Selon Justin Turpel, sur le fond, aussi bien I'OCDE, la Commission européenne que les partis au Luxembourg "entendent en effet maintenir la concurrence fiscale" inscrite dans le traité de Maastricht. Or, "il faut une imposition juste pour tout le monde, y compris les multinationales et les entreprises qui agissent aux dépens de l'État et des services publics", plaide l’ancien député. Mais de cela, "on en est loin", souligne-t-il, relevant à cet égard la volonté affichée par le DP (libéraux) et le CSV (chrétiens-sociaux) d'un abaissement de l'impôt sur les sociétés de 28,2 % à 15 ou 16 %.

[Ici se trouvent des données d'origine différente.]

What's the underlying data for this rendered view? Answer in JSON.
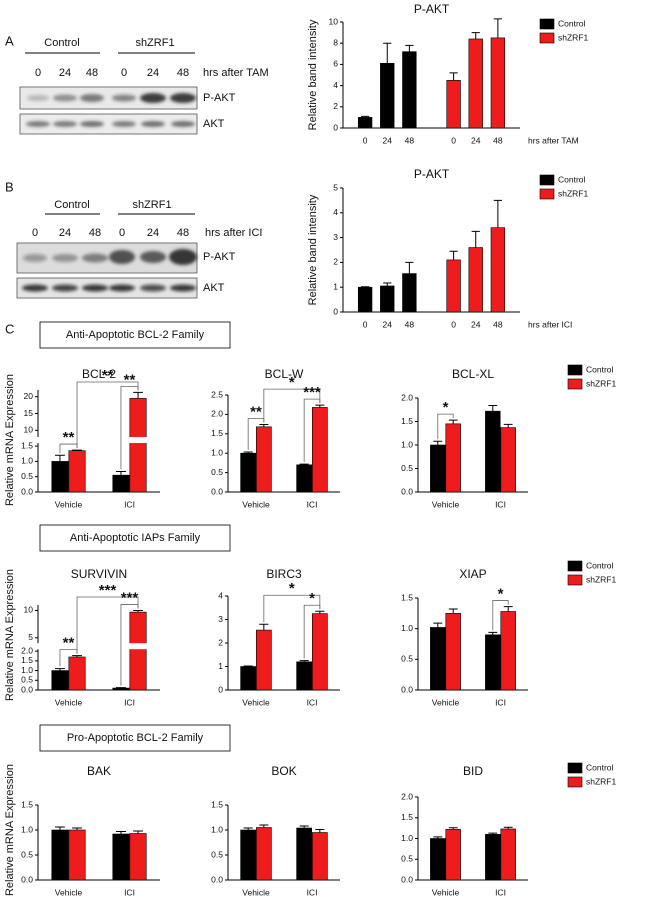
{
  "blots": [
    {
      "label": "A",
      "groups": [
        "Control",
        "shZRF1"
      ],
      "times": [
        "0",
        "24",
        "48",
        "0",
        "24",
        "48"
      ],
      "time_label": "hrs after TAM",
      "rows": [
        "P-AKT",
        "AKT"
      ]
    },
    {
      "label": "B",
      "groups": [
        "Control",
        "shZRF1"
      ],
      "times": [
        "0",
        "24",
        "48",
        "0",
        "24",
        "48"
      ],
      "time_label": "hrs after ICI",
      "rows": [
        "P-AKT",
        "AKT"
      ]
    }
  ],
  "panel_c": {
    "label": "C",
    "sections": [
      "Anti-Apoptotic BCL-2 Family",
      "Anti-Apoptotic IAPs Family",
      "Pro-Apoptotic BCL-2 Family"
    ],
    "y_label": "Relative mRNA Expression"
  },
  "chart_data": [
    {
      "type": "bar",
      "title": "P-AKT",
      "y_label": "Relative band intensity",
      "x_label": "hrs after TAM",
      "categories": [
        "0",
        "24",
        "48"
      ],
      "bar_layout": "series_blocks",
      "series": [
        {
          "name": "Control",
          "color": "#000000",
          "values": [
            1,
            6.1,
            7.2
          ],
          "errors": [
            0.1,
            1.9,
            0.6
          ]
        },
        {
          "name": "shZRF1",
          "color": "#ee1c1c",
          "values": [
            4.5,
            8.4,
            8.5
          ],
          "errors": [
            0.7,
            0.6,
            1.8
          ]
        }
      ],
      "ylim": [
        0,
        10
      ],
      "yticks": [
        0,
        2,
        4,
        6,
        8,
        10
      ],
      "legend": "outside right"
    },
    {
      "type": "bar",
      "title": "P-AKT",
      "y_label": "Relative band intensity",
      "x_label": "hrs after ICI",
      "categories": [
        "0",
        "24",
        "48"
      ],
      "bar_layout": "series_blocks",
      "series": [
        {
          "name": "Control",
          "color": "#000000",
          "values": [
            1,
            1.05,
            1.55
          ],
          "errors": [
            0.02,
            0.12,
            0.45
          ]
        },
        {
          "name": "shZRF1",
          "color": "#ee1c1c",
          "values": [
            2.1,
            2.6,
            3.4
          ],
          "errors": [
            0.35,
            0.65,
            1.1
          ]
        }
      ],
      "ylim": [
        0,
        5
      ],
      "yticks": [
        0,
        1,
        2,
        3,
        4,
        5
      ],
      "legend": "outside right"
    },
    {
      "type": "bar",
      "title": "BCL-2",
      "categories": [
        "Vehicle",
        "ICI"
      ],
      "bar_layout": "grouped",
      "series": [
        {
          "name": "Control",
          "color": "#000000",
          "values": [
            1.0,
            0.55
          ],
          "errors": [
            0.2,
            0.12
          ]
        },
        {
          "name": "shZRF1",
          "color": "#ee1c1c",
          "values": [
            1.35,
            19.5
          ],
          "errors": [
            0.02,
            1.8
          ]
        }
      ],
      "ylim": [
        0,
        22
      ],
      "ybreak": [
        1.6,
        8
      ],
      "yticks": [
        {
          "value": 0,
          "label": "0.0"
        },
        0.5,
        {
          "value": 1,
          "label": "1.0"
        },
        1.5,
        10,
        15,
        20
      ],
      "annotations": [
        {
          "text": "**",
          "between": [
            [
              0,
              0
            ],
            [
              1,
              0
            ]
          ]
        },
        {
          "text": "**",
          "between": [
            [
              1,
              0
            ],
            [
              1,
              1
            ]
          ]
        },
        {
          "text": "**",
          "between": [
            [
              0,
              1
            ],
            [
              1,
              1
            ]
          ]
        }
      ]
    },
    {
      "type": "bar",
      "title": "BCL-W",
      "categories": [
        "Vehicle",
        "ICI"
      ],
      "bar_layout": "grouped",
      "series": [
        {
          "name": "Control",
          "color": "#000000",
          "values": [
            1.0,
            0.7
          ],
          "errors": [
            0.03,
            0.02
          ]
        },
        {
          "name": "shZRF1",
          "color": "#ee1c1c",
          "values": [
            1.68,
            2.18
          ],
          "errors": [
            0.06,
            0.06
          ]
        }
      ],
      "ylim": [
        0,
        2.5
      ],
      "yticks": [
        {
          "value": 0,
          "label": "0.0"
        },
        0.5,
        {
          "value": 1,
          "label": "1.0"
        },
        1.5,
        {
          "value": 2,
          "label": "2.0"
        },
        2.5
      ],
      "annotations": [
        {
          "text": "**",
          "between": [
            [
              0,
              0
            ],
            [
              1,
              0
            ]
          ]
        },
        {
          "text": "*",
          "between": [
            [
              1,
              0
            ],
            [
              1,
              1
            ]
          ]
        },
        {
          "text": "***",
          "between": [
            [
              0,
              1
            ],
            [
              1,
              1
            ]
          ]
        }
      ]
    },
    {
      "type": "bar",
      "title": "BCL-XL",
      "categories": [
        "Vehicle",
        "ICI"
      ],
      "bar_layout": "grouped",
      "series": [
        {
          "name": "Control",
          "color": "#000000",
          "values": [
            1.0,
            1.72
          ],
          "errors": [
            0.08,
            0.12
          ]
        },
        {
          "name": "shZRF1",
          "color": "#ee1c1c",
          "values": [
            1.45,
            1.37
          ],
          "errors": [
            0.08,
            0.07
          ]
        }
      ],
      "ylim": [
        0,
        2
      ],
      "yticks": [
        {
          "value": 0,
          "label": "0.0"
        },
        0.5,
        {
          "value": 1,
          "label": "1.0"
        },
        1.5,
        {
          "value": 2,
          "label": "2.0"
        }
      ],
      "annotations": [
        {
          "text": "*",
          "between": [
            [
              0,
              0
            ],
            [
              1,
              0
            ]
          ]
        }
      ],
      "legend": "outside right"
    },
    {
      "type": "bar",
      "title": "SURVIVIN",
      "categories": [
        "Vehicle",
        "ICI"
      ],
      "bar_layout": "grouped",
      "series": [
        {
          "name": "Control",
          "color": "#000000",
          "values": [
            1.0,
            0.1
          ],
          "errors": [
            0.1,
            0.02
          ]
        },
        {
          "name": "shZRF1",
          "color": "#ee1c1c",
          "values": [
            1.7,
            9.7
          ],
          "errors": [
            0.07,
            0.3
          ]
        }
      ],
      "ylim": [
        0,
        11
      ],
      "ybreak": [
        2.1,
        4
      ],
      "yticks": [
        {
          "value": 0,
          "label": "0.0"
        },
        0.5,
        {
          "value": 1,
          "label": "1.0"
        },
        1.5,
        {
          "value": 2,
          "label": "2.0"
        },
        5,
        10
      ],
      "annotations": [
        {
          "text": "**",
          "between": [
            [
              0,
              0
            ],
            [
              1,
              0
            ]
          ]
        },
        {
          "text": "***",
          "between": [
            [
              1,
              0
            ],
            [
              1,
              1
            ]
          ]
        },
        {
          "text": "***",
          "between": [
            [
              0,
              1
            ],
            [
              1,
              1
            ]
          ]
        }
      ]
    },
    {
      "type": "bar",
      "title": "BIRC3",
      "categories": [
        "Vehicle",
        "ICI"
      ],
      "bar_layout": "grouped",
      "series": [
        {
          "name": "Control",
          "color": "#000000",
          "values": [
            1.0,
            1.2
          ],
          "errors": [
            0.02,
            0.05
          ]
        },
        {
          "name": "shZRF1",
          "color": "#ee1c1c",
          "values": [
            2.55,
            3.25
          ],
          "errors": [
            0.25,
            0.1
          ]
        }
      ],
      "ylim": [
        0,
        4
      ],
      "yticks": [
        0,
        1,
        2,
        3,
        4
      ],
      "annotations": [
        {
          "text": "*",
          "between": [
            [
              1,
              0
            ],
            [
              1,
              1
            ]
          ]
        },
        {
          "text": "*",
          "between": [
            [
              0,
              1
            ],
            [
              1,
              1
            ]
          ]
        }
      ]
    },
    {
      "type": "bar",
      "title": "XIAP",
      "categories": [
        "Vehicle",
        "ICI"
      ],
      "bar_layout": "grouped",
      "series": [
        {
          "name": "Control",
          "color": "#000000",
          "values": [
            1.02,
            0.9
          ],
          "errors": [
            0.07,
            0.04
          ]
        },
        {
          "name": "shZRF1",
          "color": "#ee1c1c",
          "values": [
            1.25,
            1.28
          ],
          "errors": [
            0.07,
            0.08
          ]
        }
      ],
      "ylim": [
        0,
        1.5
      ],
      "yticks": [
        {
          "value": 0,
          "label": "0.0"
        },
        0.5,
        {
          "value": 1,
          "label": "1.0"
        },
        1.5
      ],
      "annotations": [
        {
          "text": "*",
          "between": [
            [
              0,
              1
            ],
            [
              1,
              1
            ]
          ]
        }
      ],
      "legend": "outside right"
    },
    {
      "type": "bar",
      "title": "BAK",
      "categories": [
        "Vehicle",
        "ICI"
      ],
      "bar_layout": "grouped",
      "series": [
        {
          "name": "Control",
          "color": "#000000",
          "values": [
            1.0,
            0.92
          ],
          "errors": [
            0.06,
            0.05
          ]
        },
        {
          "name": "shZRF1",
          "color": "#ee1c1c",
          "values": [
            1.0,
            0.93
          ],
          "errors": [
            0.04,
            0.05
          ]
        }
      ],
      "ylim": [
        0,
        1.5
      ],
      "yticks": [
        {
          "value": 0,
          "label": "0.0"
        },
        0.5,
        {
          "value": 1,
          "label": "1.0"
        },
        1.5
      ]
    },
    {
      "type": "bar",
      "title": "BOK",
      "categories": [
        "Vehicle",
        "ICI"
      ],
      "bar_layout": "grouped",
      "series": [
        {
          "name": "Control",
          "color": "#000000",
          "values": [
            1.0,
            1.04
          ],
          "errors": [
            0.04,
            0.04
          ]
        },
        {
          "name": "shZRF1",
          "color": "#ee1c1c",
          "values": [
            1.05,
            0.95
          ],
          "errors": [
            0.05,
            0.06
          ]
        }
      ],
      "ylim": [
        0,
        1.5
      ],
      "yticks": [
        {
          "value": 0,
          "label": "0.0"
        },
        0.5,
        {
          "value": 1,
          "label": "1.0"
        },
        1.5
      ]
    },
    {
      "type": "bar",
      "title": "BID",
      "categories": [
        "Vehicle",
        "ICI"
      ],
      "bar_layout": "grouped",
      "series": [
        {
          "name": "Control",
          "color": "#000000",
          "values": [
            1.0,
            1.1
          ],
          "errors": [
            0.04,
            0.03
          ]
        },
        {
          "name": "shZRF1",
          "color": "#ee1c1c",
          "values": [
            1.22,
            1.23
          ],
          "errors": [
            0.04,
            0.04
          ]
        }
      ],
      "ylim": [
        0,
        2
      ],
      "yticks": [
        {
          "value": 0,
          "label": "0.0"
        },
        0.5,
        {
          "value": 1,
          "label": "1.0"
        },
        1.5,
        {
          "value": 2,
          "label": "2.0"
        }
      ],
      "legend": "outside right"
    }
  ]
}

"Le déséquilibre entre les impôts payés par les ménages, c'est-à-dire le travail, et le capital sera encore plus disproportionné", constate Justin Turpel, cela alors qu’en une douzaine d'années, "on est passé de moitié-moitié à un quart d'impôts payés par les sociétés contre trois quarts par les ménages". Et l’ancien député de relever encore que la volonté de changer  "ne pourra venir que de la mobilisation des gens contre l'austérité, les coupes budgétaires et la misère" car au niveau politique, "il n'y a aucune volonté" en ce sens.

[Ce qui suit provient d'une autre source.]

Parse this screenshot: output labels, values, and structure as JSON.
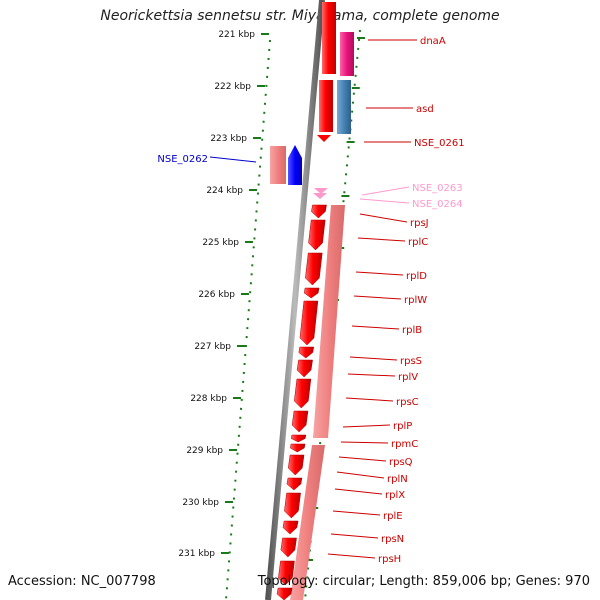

Pour ce qui est précisément de l’affaire Luxleaks, l’ancien député considère que si le Luxembourg n’est, comme le justifie le gouvernement, effectivement pas le seul Etat membre de l’UE à pratiquer les rulings, "depuis 1929, le [pays] joue un rôle moteur dans l'évitement fiscal", dit-il. Justin Turpel estime ainsi qu’il y a "une volonté politique de créer un climat favorable aux multinationales" qui est d’ailleurs "beaucoup plus poussée au Luxembourg que dans d'autres pays, même si ce qui se fait aux Pays-Bas, en Irlande, en France ou en Grande-Bretagne n'est pas rien". Et si l’ancien député concède que le Grand-Duché est aussi plus visible dans ce contexte "parce qu'il a une grande place financière et [que] c'est un petit pays", il rappelle que le Luxembourg "est parmi ceux qui ont freiné le plus sur l'échange automatique ou l'abolition du secret bancaire". Ainsi, "il a joué un rôle moteur pour tenter de maintenir ces politiques", affirme-t-il.

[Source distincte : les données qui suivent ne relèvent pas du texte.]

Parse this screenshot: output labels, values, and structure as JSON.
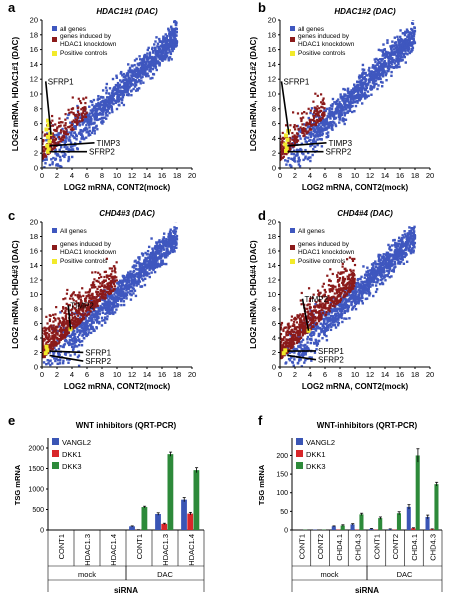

Quant à savoir si l’ancien député, en s’attaquant à ces pratiques, ne scie pas la branche sur laquelle est assis le pays comme le lui demande Le Quotidien, Justin Turpel se veut catégorique. Il reconnaît l’existence d’un "malaise" et "d’une grande angoisse sur les recettes qui pourraient venir à manquer à l'État" dans la population luxembourgeoise dont quelque 14,6 % vivent sous le seuil de la pauvreté, mais relève que "penser que tout peut être sauvegardé grâce à cette politique de niche de la place financière est une erreur".

"L'État est tellement dominé par la finance que cela provoque des blocages, y compris économiques : la diversification est ainsi en partie bloquée car les préoccupations de la place financière passent avant les investissements pour diversifier l'économie", poursuit l’ancien député. Et Justin Turpel de conclure : si les mobilisations ne se feront "bien sûr" pas sur une appréciation globale de la situation économique, mais sur "les conséquences perceptibles par les citoyens", en fin de compte ce qu'ils viseront "c'est le droit de disposer des richesses que s'approprie une minorité de plus en plus petite".